There was no suggestion in the report that he had been moved."
"And what's on his sheet? What was he doing time for? I "Armed robbery, assault with intent. His crimes were all violent, if that's what you're after. It is, isn't it?"
"Looking strange, Karen?" John asked her.
"So why would a man whose history is all open violence take two girls to a coal mine and torture them to death? Is that the thrust of all this?
It has occurred to us, you know. We are not completely blind just because we're actively involved in law enforcement," she said.
"That inconsistency didn't trouble anybody?"
"Trouble? No. We noticed it. It's unusual for a serial killer to be impulsively violent as well-but it's not unknown. Harris Breitbart killed three police officers in New Jersey."
"Not until they came to arrest him. After he had been discovered."
"So? He doesn't fit the mold perfectly. We're constantly changing the profile, you know that."
"What's the average intelligence.of a serial killer?"
Karen looked to Gold, deferring.
"Usually higher than average," Gold said.
"It has to be or they wouldn't survive long enough to kill repeatedly.
If they kill once and get caught, they're a murderer. If they're smart enough to stay loose and do it repeatedly, they're a serial killer.
Ergo, they're smarter.
At least that's the assumption, correct?" Becker said.
"Correct," said Karen. "And Cooper is stupid. But you don't have to be a genius to go into an abandoned mine if you're in West Virginia. There are tons of them.
If you leave a body there, it's not going to be found for a long time, whether you did it by planning or just dumb luck. It's not as if he did anything clever, he just did it in the right place."
"So then so far he's inconsistent and lucky."
"Apparently. What are you driving at, John? Do you think he couldn't be both?"
"Somebody could be. I'm not sure Cooper could."

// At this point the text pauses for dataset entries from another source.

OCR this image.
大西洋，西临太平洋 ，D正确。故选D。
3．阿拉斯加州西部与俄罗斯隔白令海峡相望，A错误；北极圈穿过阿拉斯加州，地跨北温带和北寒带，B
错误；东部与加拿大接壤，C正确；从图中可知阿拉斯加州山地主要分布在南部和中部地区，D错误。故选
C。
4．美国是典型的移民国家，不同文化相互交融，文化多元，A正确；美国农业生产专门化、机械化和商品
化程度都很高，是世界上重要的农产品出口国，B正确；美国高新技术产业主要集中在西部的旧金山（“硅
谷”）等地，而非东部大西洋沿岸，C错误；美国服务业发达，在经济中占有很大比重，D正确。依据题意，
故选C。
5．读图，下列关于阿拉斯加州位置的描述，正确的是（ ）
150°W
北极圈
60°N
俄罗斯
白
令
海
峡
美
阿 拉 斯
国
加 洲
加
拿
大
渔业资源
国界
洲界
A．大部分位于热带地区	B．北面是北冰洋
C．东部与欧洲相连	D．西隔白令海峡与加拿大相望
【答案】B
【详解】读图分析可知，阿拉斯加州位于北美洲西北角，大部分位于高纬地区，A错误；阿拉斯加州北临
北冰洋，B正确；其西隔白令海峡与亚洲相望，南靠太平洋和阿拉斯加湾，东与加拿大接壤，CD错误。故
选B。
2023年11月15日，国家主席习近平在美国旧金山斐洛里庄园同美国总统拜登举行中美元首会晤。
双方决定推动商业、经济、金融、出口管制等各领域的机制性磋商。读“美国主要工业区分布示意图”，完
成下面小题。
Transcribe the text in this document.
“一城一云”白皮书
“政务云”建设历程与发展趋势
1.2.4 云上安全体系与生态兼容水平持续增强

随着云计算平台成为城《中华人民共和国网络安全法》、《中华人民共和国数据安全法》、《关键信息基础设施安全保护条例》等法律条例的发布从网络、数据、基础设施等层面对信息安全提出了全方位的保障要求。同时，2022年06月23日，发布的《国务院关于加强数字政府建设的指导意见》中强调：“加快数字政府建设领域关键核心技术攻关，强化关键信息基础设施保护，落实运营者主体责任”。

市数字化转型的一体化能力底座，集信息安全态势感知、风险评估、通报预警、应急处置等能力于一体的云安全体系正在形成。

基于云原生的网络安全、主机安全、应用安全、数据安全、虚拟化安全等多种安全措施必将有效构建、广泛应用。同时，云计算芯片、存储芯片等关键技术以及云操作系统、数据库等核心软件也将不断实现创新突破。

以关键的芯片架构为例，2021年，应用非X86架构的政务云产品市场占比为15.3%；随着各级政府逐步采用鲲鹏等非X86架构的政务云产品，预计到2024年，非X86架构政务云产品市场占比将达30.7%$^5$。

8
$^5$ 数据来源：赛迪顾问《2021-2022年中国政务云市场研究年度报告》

"Look, we're not dealing in theory here. If we were, I'd agree, all right. It's not likely that a man who steals cars and drives them around for several days and assaults cops and gets in fights in bars is also going to slip away into the dark with young women and torture them for a week at a time. In theory. But we know he stole the car, raped a woman, snatched another in broad daylight with several witnesses, tried to drive the car over a gas station attendant. We know those things, they arr facts, not theory," Karen said.
"I'm not questioning that side of him-the stupidly violent side has been his whole life."
"You're not questioning the girls in the mine? That's the strongest part of his story. He remembers that better than any of the other things he did. Those we can verify a lot more concretely than the migrants or the homosexual or any of the other claims. He's got the details only he could know."
"Except for one."
Karen sighed. "Go ahead."
"He knew what he did and he knew when he did it and he knew how he did it-"
"And he knew why he did it," Karen interjected. "He likes to hurt people. You accept that, don't you?"
"Yes, he even knew why he did it. What he didn't know was what it felt like."
"Wrong," said Karen. "I've seen the transcripts. He said it felt good.
Hurting those women made him feel good. That's not terribly articulate, I grant you, but it's good enough for me. You have to consider the source."